16/10/2012
Cgm, Gruppo cooperativo nazionale, è la più grande rete di cooperative sociali in Italia. I numeri sono dalla sua parte, testimoni oggettivi del buon lavoro che la rete sociale svolge silenziosamente dal basso. Realtà che sanno ascoltare la gente, cogliendone i bisogni più profondi e cercando in modo strutturato e contemporaneamente istintivo di trovare soluzioni "ad personam". Già, perché il segreto di Cgm è proprio questo: se i numeri infatti gli danno ragione e sono importanti per capire la portata del fenomeno delle cooperative sociali in Italia, dall'altro non dicono tutta la verità e non spiegano fino in fondo il modo in cui le "affiliate" Cgm si approcciano ai problemi, partendo proprio dalle persone ancor prima che dai numeri. E non importa se i soldi non ci sono, se la burocrazia a volte è un ostacolo, se le istituzioni non sempre sono interlocutori credibili e determinati: una persona ha bisogno, la cooperativa si impegna per farla stare meglio. Semplice no? Per niente. "È uno sporco lavoro ma qualcuno deve pur farlo", si potrebbe ironizzare. Ma non c'è spazio per l'ironia quando il valore della produzione di Cgm è pari a 1,3 miliardi di euro con 44.200 addetti, nel 2011 in crescita rispetto all'anno precedente del 4,9%. Il dinamismo delle cooperative sociali, però, se non correttamente stimolato, rischia di sgretolarsi, di "sedersi" e dunque di perdere quella spinta propulsiva che le rende flessibili. Da qui, l'idea di dare nuovo impulso alla rete italiana, ricominciando dalla freschezza delle start up nel segno del connubio tra imprenditorialità e socialità.
Dato il calo delle risorse a disposizione, serve sperimentare e investire (energie) in nuovi modelli, come le 65 forme "ibride" in fase di start up, promossi all'interno di Cgm con vista su nuovi ambizioni traguardi: c'è chi si occuperà di mettere a punto nuove sinergie, c'è chi farà di tutto per differenziare il proprio servizio e crearsi dunque un proprio spazio, c'è chi si confronterà con mercati "diversi"; e ancora, c'è chi sarà chiamato a ristrutturare servizi tradizionali ripensando integralmente le filiere e chi dovrà dare sostanza a progetti di sviluppo comunitario.

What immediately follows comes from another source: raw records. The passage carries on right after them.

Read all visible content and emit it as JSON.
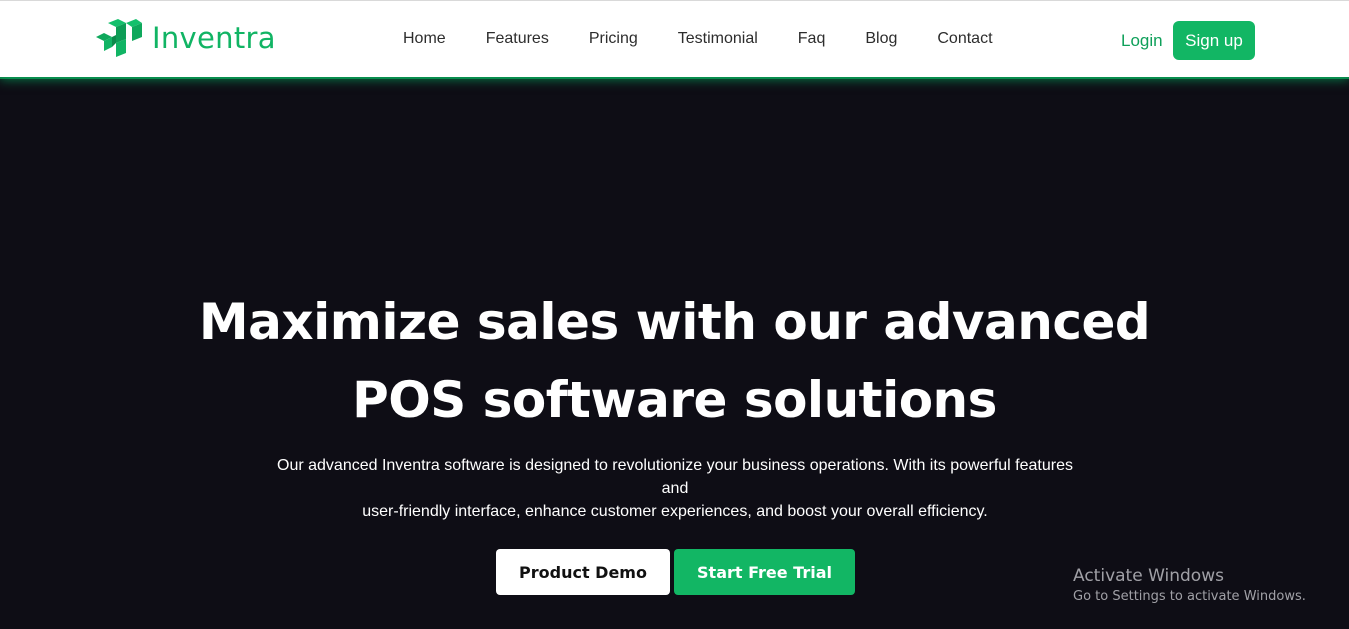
{
  "brand": {
    "name": "Inventra",
    "color": "#11b464"
  },
  "nav": {
    "items": [
      "Home",
      "Features",
      "Pricing",
      "Testimonial",
      "Faq",
      "Blog",
      "Contact"
    ]
  },
  "auth": {
    "login_label": "Login",
    "signup_label": "Sign up"
  },
  "hero": {
    "title_line1": "Maximize sales with our advanced",
    "title_line2": "POS software solutions",
    "subtitle_line1": "Our advanced Inventra software is designed to revolutionize your business operations. With its powerful features and",
    "subtitle_line2": "user-friendly interface, enhance customer experiences, and boost your overall efficiency.",
    "demo_label": "Product Demo",
    "trial_label": "Start Free Trial"
  },
  "watermark": {
    "title": "Activate Windows",
    "subtitle": "Go to Settings to activate Windows."
  },
  "colors": {
    "accent": "#12b664",
    "background": "#0e0d15",
    "header": "#ffffff"
  }
}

Una scommessa sul futuro prossimo, possibile grazie a un investimento iniziale di 54 milioni di euro, circa il 14% dei 335.689.198 milioni di euro complessivi relativi ai consorzi e alle cooperative di sviluppo del Gruppo nel 2010. Le forme giuridiche più adatte a inquadrare le start up verranno studiate caso per caso, perché non necessariamente dovranno essere delle cooperative: spazio, dunque, a Fondazioni, Società per azioni, Società a responsabilità limitata ecc. Un osservatorio sarà chiamato a raccogliere dati e sensazioni perché l'obiettivo finale è costruire entro maggio 2013 un'analisi delle forme e delle tipologie di imprese innovative, per mettere a disposizione le conoscenze acquisite a favore degli imprenditori interessati a investire in altre start up nel settore del sociale.